The evidence tool “resurrected” AIS's “brain” cannot understand what is wrong

From drones that provide medical supplies to digital assistants performing daily tasks, AI-powered systems are increasingly embedded in daily life. These innovative creators promise transformative benefits. For some, mainstream applications like Chatgpt and Claude look like magic. But these systems are not magical, nor foolproof - they can and do not work as expected.

AI systems may fail due to technical design flaws or biased training data. They may also suffer from vulnerabilities in the code, which can be exploited by malicious hackers. Isolating the cause of AI failure is crucial to fixing systems.

But AI systems are usually opaque, even to their creators. The challenge is how to investigate after an AI system fails or becomes a victim attack. There are technologies for checking AI systems, but they require access to the internal data of the AI system. This access cannot be guaranteed, especially for forensic investigators who are asked to determine the cause of failure of a proprietary AI system, which makes the investigation impossible.

We are computer scientists who study digital forensics. Our team at Georgia Tech has built a system, AI psychiatry, or AIP, that can recreate AI failures to determine what is going wrong. The system addresses the challenge of AI forensics by restoring and “reviving” suspicious AI models so that it can be systematically tested.

AI uncertainty

Imagine that an autonomous car won't head to the road for reasons that are not easy to identify and then crash. Logs and sensor data may indicate that a faulty camera has caused the AI to misunderstand the signpost as a turn command. After a mission-critical failure, such as a self-driving car crash, investigators need to determine exactly what caused the error.

Was the crash caused by a malicious attack on AI? In this assumption case, the camera's error may be the result of a security vulnerability or error in the software exploited by the hacker. If investigators find such vulnerability, they must determine whether it causes a crash. But making this decision is not a trivial matter.

Despite the forensic methods that can recover some evidence from drones, autonomous cars and other so-called cyber-physical systems, no one has been able to capture the clues needed by AI in that system. Advanced AIS can even constantly update their decisions and therefore constantly investigate the latest models using existing methods.

[embed]https://www.youtube.com/watch?v=pcfxjfypdge[/embed]

Researchers are working to make AI systems more transparent, but unless and unless these efforts change the field, forensic tools will be needed to understand at least AI failures.

Pathology of AI

AI psychiatry applies a series of forensic algorithms to isolate the data behind AI system decisions. The parts are then recombined into the same functional model as the original model. Investigators can "ignite" AI in a controlled environment and test it with malicious input to see whether it exhibits harmful or hidden behavior.

AI psychiatry uses snapshots of input memory images, bits and bytes loaded during AI runtime. Memory images of crashes in an autonomous vehicle scenario are consistent with important clues to the internal state and decision-making process of controlling the vehicle's AI. With AI psychiatry, researchers can now elevate exact AI models from memory, dissect their bits and bytes, and load the models into a safe environment for testing.

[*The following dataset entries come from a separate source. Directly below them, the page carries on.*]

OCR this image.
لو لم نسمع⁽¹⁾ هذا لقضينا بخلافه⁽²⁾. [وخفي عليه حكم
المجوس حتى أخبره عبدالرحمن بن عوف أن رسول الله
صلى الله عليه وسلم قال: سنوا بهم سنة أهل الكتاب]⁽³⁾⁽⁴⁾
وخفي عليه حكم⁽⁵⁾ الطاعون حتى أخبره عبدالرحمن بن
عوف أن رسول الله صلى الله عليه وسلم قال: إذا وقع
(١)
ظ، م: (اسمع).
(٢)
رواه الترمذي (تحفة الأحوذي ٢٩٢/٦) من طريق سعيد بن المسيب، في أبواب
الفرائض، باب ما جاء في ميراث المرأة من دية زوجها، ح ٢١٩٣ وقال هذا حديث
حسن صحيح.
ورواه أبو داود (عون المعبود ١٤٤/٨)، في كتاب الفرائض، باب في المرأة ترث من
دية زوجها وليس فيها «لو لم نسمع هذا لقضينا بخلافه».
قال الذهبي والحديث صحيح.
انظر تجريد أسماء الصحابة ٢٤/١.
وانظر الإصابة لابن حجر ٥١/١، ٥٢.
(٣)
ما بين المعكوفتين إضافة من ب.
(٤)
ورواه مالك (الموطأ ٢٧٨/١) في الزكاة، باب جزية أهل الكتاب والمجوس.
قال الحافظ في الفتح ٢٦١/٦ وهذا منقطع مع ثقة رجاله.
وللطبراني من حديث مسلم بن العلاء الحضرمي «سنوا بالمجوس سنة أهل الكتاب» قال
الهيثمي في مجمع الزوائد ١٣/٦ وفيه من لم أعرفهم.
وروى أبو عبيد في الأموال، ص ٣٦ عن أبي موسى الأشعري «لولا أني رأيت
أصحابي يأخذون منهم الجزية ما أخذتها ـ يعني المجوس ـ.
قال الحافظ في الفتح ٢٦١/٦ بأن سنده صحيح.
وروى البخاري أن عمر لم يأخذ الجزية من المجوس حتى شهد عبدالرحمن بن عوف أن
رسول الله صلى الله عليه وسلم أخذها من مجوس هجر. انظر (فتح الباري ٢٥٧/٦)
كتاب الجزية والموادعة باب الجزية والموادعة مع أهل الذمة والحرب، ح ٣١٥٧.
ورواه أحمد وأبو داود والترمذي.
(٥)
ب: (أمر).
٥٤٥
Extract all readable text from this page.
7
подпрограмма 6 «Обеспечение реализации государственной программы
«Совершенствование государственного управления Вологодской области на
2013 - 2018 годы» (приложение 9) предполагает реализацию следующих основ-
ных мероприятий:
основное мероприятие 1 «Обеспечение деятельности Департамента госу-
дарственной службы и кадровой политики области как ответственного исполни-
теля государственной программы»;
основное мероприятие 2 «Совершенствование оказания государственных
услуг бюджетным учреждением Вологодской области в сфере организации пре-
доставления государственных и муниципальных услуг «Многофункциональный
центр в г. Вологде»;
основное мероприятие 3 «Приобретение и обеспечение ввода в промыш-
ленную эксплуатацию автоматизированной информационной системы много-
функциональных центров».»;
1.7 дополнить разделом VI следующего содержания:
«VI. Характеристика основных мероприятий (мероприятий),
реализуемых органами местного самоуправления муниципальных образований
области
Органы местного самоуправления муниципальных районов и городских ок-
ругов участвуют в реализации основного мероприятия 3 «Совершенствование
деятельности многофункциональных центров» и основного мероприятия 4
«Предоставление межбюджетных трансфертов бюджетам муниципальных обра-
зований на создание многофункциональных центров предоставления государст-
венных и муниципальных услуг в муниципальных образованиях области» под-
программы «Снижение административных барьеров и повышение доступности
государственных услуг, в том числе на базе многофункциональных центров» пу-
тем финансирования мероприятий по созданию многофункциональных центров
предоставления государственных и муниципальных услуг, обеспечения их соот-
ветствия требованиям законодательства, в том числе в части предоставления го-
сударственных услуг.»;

Our team tested AI psychiatry on 30 AI models, 24 of which were intentionally “backseat” to produce incorrect results under specific triggers. The system is able to successfully restore, rehost and test each model, including models commonly used in real-life situations such as street sign recognition in autonomous vehicles.

So far, our tests have shown that AI psychiatry can effectively solve the digital mysteries behind failures, such as self-driving car crashes, which previously left more questions than answers. And if vulnerability is not found in the car's AI system, AI psychiatry allows researchers to troubleshoot AI and look for other causes, such as a faulty camera.

Not only for autonomous cars

The main algorithms of AI psychiatry are universal: it focuses on common components that all AI models must make decisions. This makes our approach easy to scale to any AI model using popular AI development frameworks. Anyone who is struggling to study possible AI failures can use our system to evaluate the model without prior knowledge of its exact architecture.

Whether it is AI, a robot that formulates product recommendations or a system that guides an automated drone fleet, AI psychiatry can recover and re-host AI for analysis. AI psychiatry is fully open source for any researcher to use.

AI psychiatry can also serve as a valuable tool to audit AI systems before problems arise. AI audit is becoming an increasingly common oversight requirement at the state level as government agencies integrate AI systems into their workflows from law enforcement to child protection services. With tools like AI psychiatry, auditors can apply consistent forensic approaches across different AI platforms and deployments.

In the long run, this will bring meaningful dividends to the creators of AI systems and everyone affected by their tasks.